Beim Weitergehen sollte man das Palais Wildenstein nicht übersehen, das im Jahre 1698 fertig wurde, wie die Jahreszahl auf dem Prellstein an der Ecke verrät. 1732 ging es an das Stift St. Lambrecht, nach dessen Aufhebung durch Kaiser Josef II. im Jahre 1786 wurden Gebäude und Garten für das Allgemeine Krankenhaus bestimmt und als solches bis zur Erbauung des LKH in Sankt Leonhard benützt, 1926 zog dann die Staatspolizei hier ein. Heute sind hier mehrere private Unternehmen und ein Lokal einquartiert und der schöne Innenhof ist frei zu besichtigen.

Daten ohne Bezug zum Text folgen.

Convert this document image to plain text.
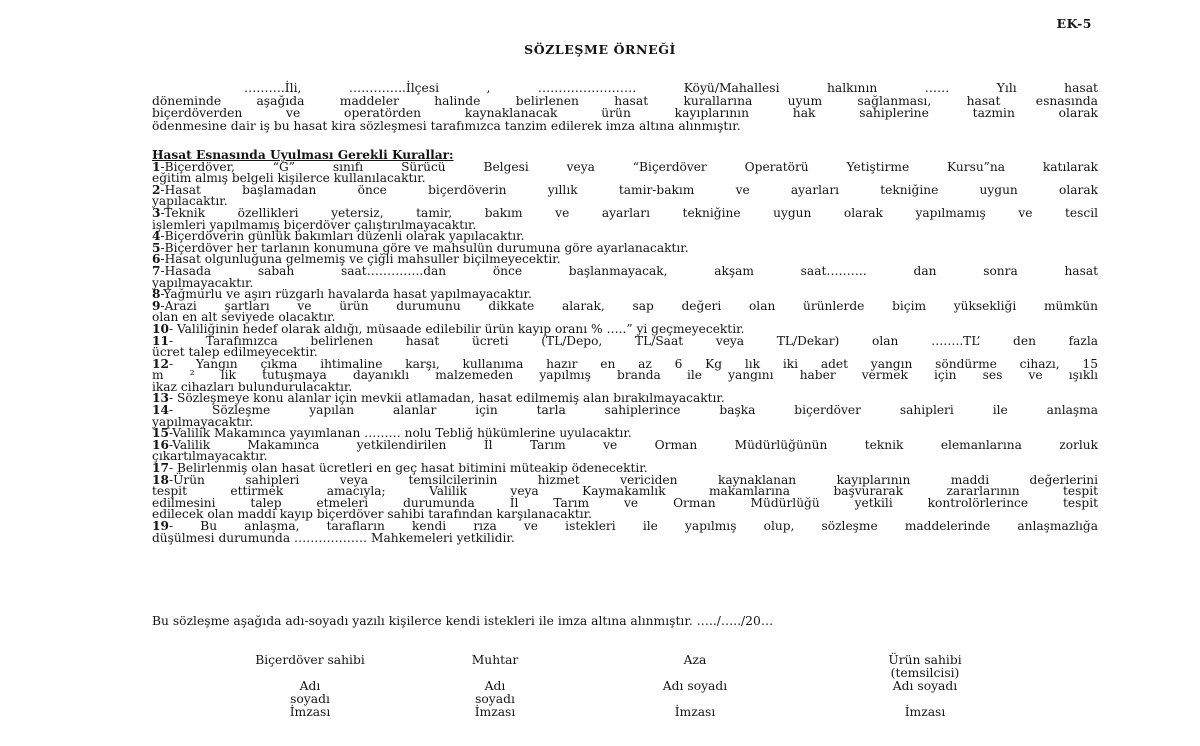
EK-5
SÖZLEŞME ÖRNEĞİ
……….İli, …………..İlçesi , …………………… Köyü/Mahallesi halkının …… Yılı hasat
döneminde aşağıda maddeler halinde belirlenen hasat kurallarına uyum sağlanması, hasat esnasında
biçerdöverden ve operatörden kaynaklanacak ürün kayıplarının hak sahiplerine tazmin olarak
ödenmesine dair iş bu hasat kira sözleşmesi tarafımızca tanzim edilerek imza altına alınmıştır.
Hasat Esnasında Uyulması Gerekli Kurallar:
1-Biçerdöver, “G” sınıfı Sürücü Belgesi veya “Biçerdöver Operatörü Yetiştirme Kursu”na katılarak
eğitim almış belgeli kişilerce kullanılacaktır.
2-Hasat başlamadan önce biçerdöverin yıllık tamir-bakım ve ayarları tekniğine uygun olarak
yapılacaktır.
3-Teknik özellikleri yetersiz, tamir, bakım ve ayarları tekniğine uygun olarak yapılmamış ve tescil
işlemleri yapılmamış biçerdöver çalıştırılmayacaktır.
4-Biçerdöverin günlük bakımları düzenli olarak yapılacaktır.
5-Biçerdöver her tarlanın konumuna göre ve mahsulün durumuna göre ayarlanacaktır.
6-Hasat olgunluğuna gelmemiş ve çiğli mahsuller biçilmeyecektir.
7-Hasada sabah saat…………..dan önce başlanmayacak, akşam saat………. dan sonra hasat
yapılmayacaktır.
8-Yağmurlu ve aşırı rüzgarlı havalarda hasat yapılmayacaktır.
9-Arazi şartları ve ürün durumunu dikkate alarak, sap değeri olan ürünlerde biçim yüksekliği mümkün
olan en alt seviyede olacaktır.
10- Valiliğinin hedef olarak aldığı, müsaade edilebilir ürün kayıp oranı % …..” yi geçmeyecektir.
11- Tarafımızca belirlenen hasat ücreti (TL/Depo, TL/Saat veya TL/Dekar) olan ……..TL’ den fazla
ücret talep edilmeyecektir.
12- Yangın çıkma ihtimaline karşı, kullanıma hazır en az 6 Kg lık iki adet yangın söndürme cihazı, 15
m ² lik tutuşmaya dayanıklı malzemeden yapılmış branda ile yangını haber vermek için ses ve ışıklı
ikaz cihazları bulundurulacaktır.
13- Sözleşmeye konu alanlar için mevkii atlamadan, hasat edilmemiş alan bırakılmayacaktır.
14- Sözleşme yapılan alanlar için tarla sahiplerince başka biçerdöver sahipleri ile anlaşma
yapılmayacaktır.
15-Valilik Makamınca yayımlanan ……… nolu Tebliğ hükümlerine uyulacaktır.
16-Valilik Makamınca yetkilendirilen İl Tarım ve Orman Müdürlüğünün teknik elemanlarına zorluk
çıkartılmayacaktır.
17- Belirlenmiş olan hasat ücretleri en geç hasat bitimini müteakip ödenecektir.
18-Ürün sahipleri veya temsilcilerinin hizmet vericiden kaynaklanan kayıplarının maddi değerlerini
tespit ettirmek amacıyla; Valilik veya Kaymakamlık makamlarına başvurarak zararlarının tespit
edilmesini talep etmeleri durumunda İl Tarım ve Orman Müdürlüğü yetkili kontrolörlerince tespit
edilecek olan maddi kayıp biçerdöver sahibi tarafından karşılanacaktır.
19- Bu anlaşma, tarafların kendi rıza ve istekleri ile yapılmış olup, sözleşme maddelerinde anlaşmazlığa
düşülmesi durumunda ……………… Mahkemeleri yetkilidir.
Bu sözleşme aşağıda adı-soyadı yazılı kişilerce kendi istekleri ile imza altına alınmıştır. …../…../20…
Biçerdöver sahibi

Adı
soyadı
İmzası
Muhtar

Adı
soyadı
İmzası
Aza

Adı soyadı

İmzası
Ürün sahibi
(temsilcisi)
Adı soyadı

İmzası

69) Paulustorgasse 17: ehemaliges Findelhaus
Das Haus Nr. 17 gehörte ehemals auch zum Krankenhauskomplex und wurde als Findelhaus bezeichnet. Im Inneren dieses architektonisch hochinteressanten Hauses ist noch der 30 m tiefe, siebengeschossige „Basteibrunnen“ aus dem 16. Jh. erhalten, der manchmal bei Führungen gezeigt wird. Corbinian von Saurau kaufte 1740 zu dem ihm gehörigen Haus Nr. 15 („Palmburg“, ehemals Bezirksgericht) zwei kleine Häuser dazu und verband sie miteinander. Zu dem dahinter in der Höhe des Dachgeschosses liegenden Garten ließ er einen Verbindungsgang bauen, an dessen Ausgang sich ein Pavillon befindet, von dem zwei Arkaden mit vier schlanken toskanischen Säulen in den kleineren Hof des Hauses Nr. 17 führen (Bild 3) und eine mit zwei Säulen in Richtung Nordwesten zu dem durch eine Mauer abgetrennten größeren Garten von Nr. 15.
Diese beiden Höfe sind öffentlich nicht zugänglich, die Arkaden könnten aber außerhalb der Vegetationsperiode von einem – derzeit nicht empfehlenswerten – Weg eingesehen werden, der ober dem Stolleneingang durch eine Öffnung in der Stadtmauer oberhalb der Steilwand des Schloßbergs entlangführt; ein mächtiger Dachsbau erschwert derzeit eine Begehung zusätzlich. Ich wage es dennoch, der Stadt Graz langfristig eine Wiederherstellung bzw. Sicherung dieser interessanten Verbindung in Richtung Franzosenkreuz zu empfehlen.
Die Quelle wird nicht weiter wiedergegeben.